Mr Lynch takes me to a canteen where he buys me a fishmeal sausage and a plate of mashed seaweed. They are both appalling, but I am hungry. We drink tea from mugs. He is a carriage sweeper, he explains, and occupies room 308. He seems quite unduly impressed when I show him my plastic bracelet and tell him I am a patient. He explains how to go about claiming my allowance, in the morning. I am grateful. He even offers me a small loan until then, but I am too beholden to the man already, and refuse, with thanks.

The canteen is noisy, steamy, crowded, windowless; everything clatters, and the smells do nothing for my digestive processes. 'Chucked ye out, just like that, eh?'

'Yes. My doctor authorised it. I refused to undergo the treatment he had in mind for me; I assume that's why I was relocated, anyway. I may be wrong.'

'What a bastard, eh,' Mr Lynch shakes his head and looks fierce. 'Them doctors.'

'It does seem rather vindictive and petty, but I suppose I have only myself to blame.'

'Total bastards,' Mr Lynch maintains, and drinks tea from his mug.

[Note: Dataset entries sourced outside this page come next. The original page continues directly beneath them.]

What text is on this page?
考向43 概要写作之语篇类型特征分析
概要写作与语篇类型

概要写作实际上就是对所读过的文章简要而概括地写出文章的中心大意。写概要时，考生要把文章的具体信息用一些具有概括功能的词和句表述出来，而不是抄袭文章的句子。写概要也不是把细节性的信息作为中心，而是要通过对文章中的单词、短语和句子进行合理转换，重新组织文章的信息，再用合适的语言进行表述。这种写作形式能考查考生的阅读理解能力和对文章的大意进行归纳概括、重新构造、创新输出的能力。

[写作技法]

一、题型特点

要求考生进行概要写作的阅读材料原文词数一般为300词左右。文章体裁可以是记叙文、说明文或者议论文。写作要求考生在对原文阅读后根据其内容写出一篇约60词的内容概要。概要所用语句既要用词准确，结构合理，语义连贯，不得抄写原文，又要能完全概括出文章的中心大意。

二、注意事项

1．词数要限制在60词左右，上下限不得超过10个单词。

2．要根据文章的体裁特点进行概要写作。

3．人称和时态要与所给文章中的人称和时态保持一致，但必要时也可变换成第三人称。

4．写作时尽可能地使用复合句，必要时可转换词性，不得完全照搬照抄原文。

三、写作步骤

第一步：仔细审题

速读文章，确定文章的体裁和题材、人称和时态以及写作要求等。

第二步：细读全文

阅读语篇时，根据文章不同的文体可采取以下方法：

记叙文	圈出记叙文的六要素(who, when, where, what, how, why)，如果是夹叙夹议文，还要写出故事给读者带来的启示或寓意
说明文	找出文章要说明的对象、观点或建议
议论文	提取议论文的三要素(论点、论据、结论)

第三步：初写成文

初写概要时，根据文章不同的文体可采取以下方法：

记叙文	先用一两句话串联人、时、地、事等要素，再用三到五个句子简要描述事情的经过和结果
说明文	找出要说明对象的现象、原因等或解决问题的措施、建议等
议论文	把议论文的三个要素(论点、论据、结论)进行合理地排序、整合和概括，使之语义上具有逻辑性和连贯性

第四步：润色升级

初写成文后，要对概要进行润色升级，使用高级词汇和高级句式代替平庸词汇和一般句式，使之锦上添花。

He slurps his tea; this has the same effect on me as nails scratched down a blackboard; I grit my teeth. I look at the clock above the serving hatch. I'll try to contact Brooke; he will probably be at Dissy Pitton's soon.

Mr Lynch takes out tobacco and papers and rolls himself a cigarette. He sniffs powerfully, and makes a grunting, snorting, catarrhal noise at the back of his throat. A hacking series of coughs, like a large sack of rocks being shaken vigorously somewhere inside Mr Lynch's chest, completes his ante-cigarette preparations.